All of the men met the diagnostic qualifications for internet addiction and were ostensibly being seen particularly to help them cope with gaming addictions. 

About half of the patients (72) were assigned to the CBT group, in which they were treated for 15 weeks in group sessions with other gamers and a therapist. 

The other 71 served as a control group and were told they were on the ‘wait list’ for the CBT program. 

Remarkably, 50 of the CBT group members showed signs of remission after their 15 week programs, compared to just 17 in the control group. 

CBT has been tried to treat gaming addiction before, but the study authors believe their test is the first to use rigorous research methods and find such clear results (albeit with a small number of study participants). 

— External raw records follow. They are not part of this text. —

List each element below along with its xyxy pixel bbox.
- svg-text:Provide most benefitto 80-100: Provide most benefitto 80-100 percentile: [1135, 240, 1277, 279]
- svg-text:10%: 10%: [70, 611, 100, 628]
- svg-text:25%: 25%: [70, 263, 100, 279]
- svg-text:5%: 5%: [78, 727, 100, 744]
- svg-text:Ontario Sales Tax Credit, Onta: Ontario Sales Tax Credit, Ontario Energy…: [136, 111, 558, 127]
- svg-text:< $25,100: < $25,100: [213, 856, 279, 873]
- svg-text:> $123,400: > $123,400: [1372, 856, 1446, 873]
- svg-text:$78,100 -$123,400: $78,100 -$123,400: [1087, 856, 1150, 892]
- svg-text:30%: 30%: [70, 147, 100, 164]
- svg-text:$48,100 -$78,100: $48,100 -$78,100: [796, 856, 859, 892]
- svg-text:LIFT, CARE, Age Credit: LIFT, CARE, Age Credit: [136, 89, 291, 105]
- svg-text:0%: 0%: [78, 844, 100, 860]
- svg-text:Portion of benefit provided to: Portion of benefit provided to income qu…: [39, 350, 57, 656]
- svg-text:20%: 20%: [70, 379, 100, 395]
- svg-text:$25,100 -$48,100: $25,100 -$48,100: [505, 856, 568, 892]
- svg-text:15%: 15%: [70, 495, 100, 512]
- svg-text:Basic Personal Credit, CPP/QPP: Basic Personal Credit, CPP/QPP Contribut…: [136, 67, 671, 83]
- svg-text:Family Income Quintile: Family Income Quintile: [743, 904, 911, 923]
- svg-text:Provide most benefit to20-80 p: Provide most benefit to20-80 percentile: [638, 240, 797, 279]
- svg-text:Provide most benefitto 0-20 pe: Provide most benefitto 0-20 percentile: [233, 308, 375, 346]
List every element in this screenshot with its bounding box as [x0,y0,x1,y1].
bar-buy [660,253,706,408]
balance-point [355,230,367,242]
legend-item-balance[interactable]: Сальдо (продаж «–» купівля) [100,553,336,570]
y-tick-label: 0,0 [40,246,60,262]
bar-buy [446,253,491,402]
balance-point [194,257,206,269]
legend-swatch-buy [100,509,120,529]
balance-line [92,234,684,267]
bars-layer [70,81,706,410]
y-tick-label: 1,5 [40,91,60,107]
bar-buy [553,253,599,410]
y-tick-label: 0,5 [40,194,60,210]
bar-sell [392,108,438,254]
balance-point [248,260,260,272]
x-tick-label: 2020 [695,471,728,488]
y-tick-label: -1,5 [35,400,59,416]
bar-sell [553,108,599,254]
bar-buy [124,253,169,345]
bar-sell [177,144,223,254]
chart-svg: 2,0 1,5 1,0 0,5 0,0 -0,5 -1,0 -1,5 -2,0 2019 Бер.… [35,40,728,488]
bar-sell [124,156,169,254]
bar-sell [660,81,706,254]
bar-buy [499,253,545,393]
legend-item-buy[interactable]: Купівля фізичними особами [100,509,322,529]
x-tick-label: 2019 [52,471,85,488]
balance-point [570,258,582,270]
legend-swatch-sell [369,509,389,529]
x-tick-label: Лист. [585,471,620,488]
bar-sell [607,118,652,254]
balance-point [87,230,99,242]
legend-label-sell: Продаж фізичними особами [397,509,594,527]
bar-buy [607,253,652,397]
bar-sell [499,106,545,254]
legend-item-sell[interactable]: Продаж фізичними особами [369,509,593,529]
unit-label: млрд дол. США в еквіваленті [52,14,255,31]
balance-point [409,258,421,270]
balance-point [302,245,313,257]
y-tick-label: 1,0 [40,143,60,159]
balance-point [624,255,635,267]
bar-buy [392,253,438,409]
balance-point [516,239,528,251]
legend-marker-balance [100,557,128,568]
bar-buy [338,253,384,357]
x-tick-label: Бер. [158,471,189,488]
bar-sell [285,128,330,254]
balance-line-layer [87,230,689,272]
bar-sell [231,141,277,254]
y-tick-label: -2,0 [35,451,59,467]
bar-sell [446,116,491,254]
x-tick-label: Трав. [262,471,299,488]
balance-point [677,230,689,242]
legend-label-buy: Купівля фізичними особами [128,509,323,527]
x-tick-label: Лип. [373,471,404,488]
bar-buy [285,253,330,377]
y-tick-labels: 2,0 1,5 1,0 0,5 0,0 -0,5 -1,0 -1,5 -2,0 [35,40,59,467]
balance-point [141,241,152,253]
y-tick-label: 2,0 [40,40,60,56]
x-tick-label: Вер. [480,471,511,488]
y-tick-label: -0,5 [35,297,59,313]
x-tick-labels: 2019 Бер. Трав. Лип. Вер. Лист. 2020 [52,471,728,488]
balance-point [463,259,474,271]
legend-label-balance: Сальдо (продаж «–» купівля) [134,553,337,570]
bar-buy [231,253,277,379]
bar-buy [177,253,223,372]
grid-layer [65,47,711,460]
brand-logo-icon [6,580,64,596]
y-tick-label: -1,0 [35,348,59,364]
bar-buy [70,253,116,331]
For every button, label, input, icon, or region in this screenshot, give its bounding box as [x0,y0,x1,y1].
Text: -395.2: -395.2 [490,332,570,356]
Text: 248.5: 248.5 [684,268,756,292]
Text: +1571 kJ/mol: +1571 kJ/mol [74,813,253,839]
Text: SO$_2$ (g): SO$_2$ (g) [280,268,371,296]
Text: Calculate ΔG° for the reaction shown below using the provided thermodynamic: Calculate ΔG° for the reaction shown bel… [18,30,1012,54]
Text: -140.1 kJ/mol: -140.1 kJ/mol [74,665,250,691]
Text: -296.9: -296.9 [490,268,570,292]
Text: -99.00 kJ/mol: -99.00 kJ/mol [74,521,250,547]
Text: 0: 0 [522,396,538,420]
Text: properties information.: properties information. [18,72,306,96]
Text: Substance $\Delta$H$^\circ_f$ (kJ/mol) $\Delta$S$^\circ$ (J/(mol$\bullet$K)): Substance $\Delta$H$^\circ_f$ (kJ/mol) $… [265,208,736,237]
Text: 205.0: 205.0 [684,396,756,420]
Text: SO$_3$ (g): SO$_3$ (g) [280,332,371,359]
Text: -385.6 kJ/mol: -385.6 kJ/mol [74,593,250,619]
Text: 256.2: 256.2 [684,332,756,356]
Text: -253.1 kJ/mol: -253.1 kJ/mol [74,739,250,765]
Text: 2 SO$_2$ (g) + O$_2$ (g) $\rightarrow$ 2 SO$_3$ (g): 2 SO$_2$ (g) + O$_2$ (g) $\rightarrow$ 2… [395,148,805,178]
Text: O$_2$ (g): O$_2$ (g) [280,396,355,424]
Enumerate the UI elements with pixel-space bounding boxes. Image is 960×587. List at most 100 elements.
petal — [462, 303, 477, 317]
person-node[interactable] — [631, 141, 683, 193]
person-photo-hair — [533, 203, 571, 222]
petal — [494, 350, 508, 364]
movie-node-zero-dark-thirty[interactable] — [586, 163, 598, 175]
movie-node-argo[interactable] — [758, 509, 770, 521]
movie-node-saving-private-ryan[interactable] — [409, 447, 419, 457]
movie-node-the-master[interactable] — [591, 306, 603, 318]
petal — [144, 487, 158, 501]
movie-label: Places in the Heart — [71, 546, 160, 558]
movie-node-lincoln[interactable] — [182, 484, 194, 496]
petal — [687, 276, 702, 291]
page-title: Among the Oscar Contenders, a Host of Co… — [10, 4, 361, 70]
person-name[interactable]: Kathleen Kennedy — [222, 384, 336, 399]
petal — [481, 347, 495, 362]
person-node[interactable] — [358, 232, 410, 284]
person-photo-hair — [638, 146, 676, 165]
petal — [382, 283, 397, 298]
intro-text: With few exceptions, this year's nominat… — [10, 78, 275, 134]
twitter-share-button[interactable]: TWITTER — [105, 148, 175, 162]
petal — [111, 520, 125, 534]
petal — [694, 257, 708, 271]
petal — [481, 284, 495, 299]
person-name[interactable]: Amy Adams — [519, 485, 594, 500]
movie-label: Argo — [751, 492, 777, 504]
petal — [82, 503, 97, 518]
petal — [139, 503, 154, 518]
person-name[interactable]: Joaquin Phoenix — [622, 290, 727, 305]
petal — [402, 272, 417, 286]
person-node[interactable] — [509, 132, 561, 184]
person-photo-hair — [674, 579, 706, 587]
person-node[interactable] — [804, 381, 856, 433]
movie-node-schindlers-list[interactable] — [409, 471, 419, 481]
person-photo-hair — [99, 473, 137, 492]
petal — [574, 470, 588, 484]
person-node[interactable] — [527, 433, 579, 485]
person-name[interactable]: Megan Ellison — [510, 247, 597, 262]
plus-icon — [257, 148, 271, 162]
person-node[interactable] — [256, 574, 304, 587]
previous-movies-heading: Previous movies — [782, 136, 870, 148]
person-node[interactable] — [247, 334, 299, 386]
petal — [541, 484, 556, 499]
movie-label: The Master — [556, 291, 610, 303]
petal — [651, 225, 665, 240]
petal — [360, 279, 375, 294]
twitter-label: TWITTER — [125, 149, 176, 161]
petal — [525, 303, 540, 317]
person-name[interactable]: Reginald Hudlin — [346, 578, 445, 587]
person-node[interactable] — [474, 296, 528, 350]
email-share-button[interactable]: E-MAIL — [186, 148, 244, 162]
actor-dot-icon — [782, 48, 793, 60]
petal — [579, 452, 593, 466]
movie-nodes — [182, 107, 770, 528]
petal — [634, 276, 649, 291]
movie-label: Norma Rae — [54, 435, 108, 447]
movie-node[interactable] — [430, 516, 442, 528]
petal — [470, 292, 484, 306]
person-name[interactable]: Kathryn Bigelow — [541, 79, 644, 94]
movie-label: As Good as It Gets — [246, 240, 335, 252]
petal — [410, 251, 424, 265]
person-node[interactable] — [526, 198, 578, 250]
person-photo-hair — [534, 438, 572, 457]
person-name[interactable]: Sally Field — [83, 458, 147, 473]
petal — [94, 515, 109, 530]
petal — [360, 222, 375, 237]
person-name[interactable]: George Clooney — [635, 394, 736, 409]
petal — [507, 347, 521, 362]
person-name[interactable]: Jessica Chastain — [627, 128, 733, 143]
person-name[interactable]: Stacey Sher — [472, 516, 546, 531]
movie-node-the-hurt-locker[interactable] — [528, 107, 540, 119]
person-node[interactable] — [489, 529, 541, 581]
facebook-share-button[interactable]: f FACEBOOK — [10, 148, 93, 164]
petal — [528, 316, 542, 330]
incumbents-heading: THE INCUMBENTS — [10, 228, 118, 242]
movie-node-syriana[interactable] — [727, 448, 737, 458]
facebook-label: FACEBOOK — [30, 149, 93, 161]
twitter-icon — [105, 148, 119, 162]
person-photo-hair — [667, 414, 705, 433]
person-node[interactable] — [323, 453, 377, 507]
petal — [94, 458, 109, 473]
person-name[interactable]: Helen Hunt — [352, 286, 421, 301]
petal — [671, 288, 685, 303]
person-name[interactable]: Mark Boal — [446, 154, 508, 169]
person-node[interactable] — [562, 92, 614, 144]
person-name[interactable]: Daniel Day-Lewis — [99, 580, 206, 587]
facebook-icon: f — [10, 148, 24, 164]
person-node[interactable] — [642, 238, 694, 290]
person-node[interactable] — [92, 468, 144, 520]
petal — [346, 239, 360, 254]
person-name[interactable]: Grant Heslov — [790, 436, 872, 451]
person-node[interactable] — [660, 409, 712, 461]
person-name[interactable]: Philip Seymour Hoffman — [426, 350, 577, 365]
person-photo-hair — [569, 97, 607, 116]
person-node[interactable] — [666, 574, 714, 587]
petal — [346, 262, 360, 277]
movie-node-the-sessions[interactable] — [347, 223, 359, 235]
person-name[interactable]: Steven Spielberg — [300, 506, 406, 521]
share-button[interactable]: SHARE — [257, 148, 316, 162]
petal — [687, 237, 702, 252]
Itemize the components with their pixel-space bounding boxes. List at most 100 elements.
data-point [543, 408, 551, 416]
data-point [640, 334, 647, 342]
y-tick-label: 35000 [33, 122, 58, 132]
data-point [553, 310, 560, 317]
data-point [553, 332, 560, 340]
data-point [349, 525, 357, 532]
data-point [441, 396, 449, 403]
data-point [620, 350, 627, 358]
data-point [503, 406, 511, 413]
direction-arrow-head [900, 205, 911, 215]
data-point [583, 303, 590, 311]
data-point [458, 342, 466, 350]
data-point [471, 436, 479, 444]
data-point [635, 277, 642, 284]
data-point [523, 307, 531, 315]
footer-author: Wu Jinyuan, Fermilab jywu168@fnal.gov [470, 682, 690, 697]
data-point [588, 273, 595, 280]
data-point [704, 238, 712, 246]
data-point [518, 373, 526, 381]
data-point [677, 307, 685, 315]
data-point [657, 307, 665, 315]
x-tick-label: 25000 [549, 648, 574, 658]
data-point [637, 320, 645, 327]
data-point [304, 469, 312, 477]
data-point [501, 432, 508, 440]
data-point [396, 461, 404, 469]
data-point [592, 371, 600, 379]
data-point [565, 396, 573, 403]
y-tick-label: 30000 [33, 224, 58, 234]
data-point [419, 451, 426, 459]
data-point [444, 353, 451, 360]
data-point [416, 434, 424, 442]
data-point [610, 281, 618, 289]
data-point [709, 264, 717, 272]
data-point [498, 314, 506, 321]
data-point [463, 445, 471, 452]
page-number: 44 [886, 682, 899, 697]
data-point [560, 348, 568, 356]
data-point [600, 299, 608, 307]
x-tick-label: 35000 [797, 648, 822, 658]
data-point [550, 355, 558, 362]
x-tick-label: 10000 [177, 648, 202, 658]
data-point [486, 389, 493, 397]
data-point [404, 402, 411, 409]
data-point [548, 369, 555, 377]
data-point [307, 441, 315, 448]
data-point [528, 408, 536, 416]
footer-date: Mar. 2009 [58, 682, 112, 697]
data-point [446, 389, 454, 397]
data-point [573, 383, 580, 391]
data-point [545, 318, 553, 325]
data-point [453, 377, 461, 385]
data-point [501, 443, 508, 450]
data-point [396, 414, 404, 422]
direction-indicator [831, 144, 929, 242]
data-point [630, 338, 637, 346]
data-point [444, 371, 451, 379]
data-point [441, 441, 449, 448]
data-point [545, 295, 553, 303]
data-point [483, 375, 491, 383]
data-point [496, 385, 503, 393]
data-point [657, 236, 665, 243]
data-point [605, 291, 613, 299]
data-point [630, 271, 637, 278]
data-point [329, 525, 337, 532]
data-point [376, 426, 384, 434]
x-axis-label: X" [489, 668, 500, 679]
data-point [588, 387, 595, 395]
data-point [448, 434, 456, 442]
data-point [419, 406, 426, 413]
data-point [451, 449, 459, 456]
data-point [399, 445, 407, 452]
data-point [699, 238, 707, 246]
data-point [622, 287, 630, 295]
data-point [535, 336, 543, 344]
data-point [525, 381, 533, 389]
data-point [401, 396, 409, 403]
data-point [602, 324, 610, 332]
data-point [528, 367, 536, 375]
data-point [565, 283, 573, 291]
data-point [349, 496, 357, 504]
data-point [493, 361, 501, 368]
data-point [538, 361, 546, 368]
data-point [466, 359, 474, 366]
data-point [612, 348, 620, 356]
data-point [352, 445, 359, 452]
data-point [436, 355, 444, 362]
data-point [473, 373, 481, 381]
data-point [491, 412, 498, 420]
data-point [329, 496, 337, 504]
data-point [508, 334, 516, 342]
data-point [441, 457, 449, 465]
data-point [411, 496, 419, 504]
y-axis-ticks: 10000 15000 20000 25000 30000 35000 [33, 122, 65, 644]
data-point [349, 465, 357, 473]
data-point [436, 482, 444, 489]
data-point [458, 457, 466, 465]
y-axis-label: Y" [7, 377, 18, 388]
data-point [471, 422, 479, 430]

Even though the study participants were of a wide variety of ages (17-52), and not necessarily hooked on the same kinds of games, ‘we found that our CBT program was effective across this range, regardless of age, comorbidity, or treatment center,’ the study authors wrote in JAMA Psychiatry. 

They still need to test the treatment strategy for female gamers, and acknowledge that the participants weren’t particularly eager to break their habits – ‘we found many of the patients to be ambivalent toward engaging in and completing treatment,’ as are many internet-addicts. 

But the study provides a glimmer of hope that even relatively short-term talk treatment can pull young men back out of their computer caves.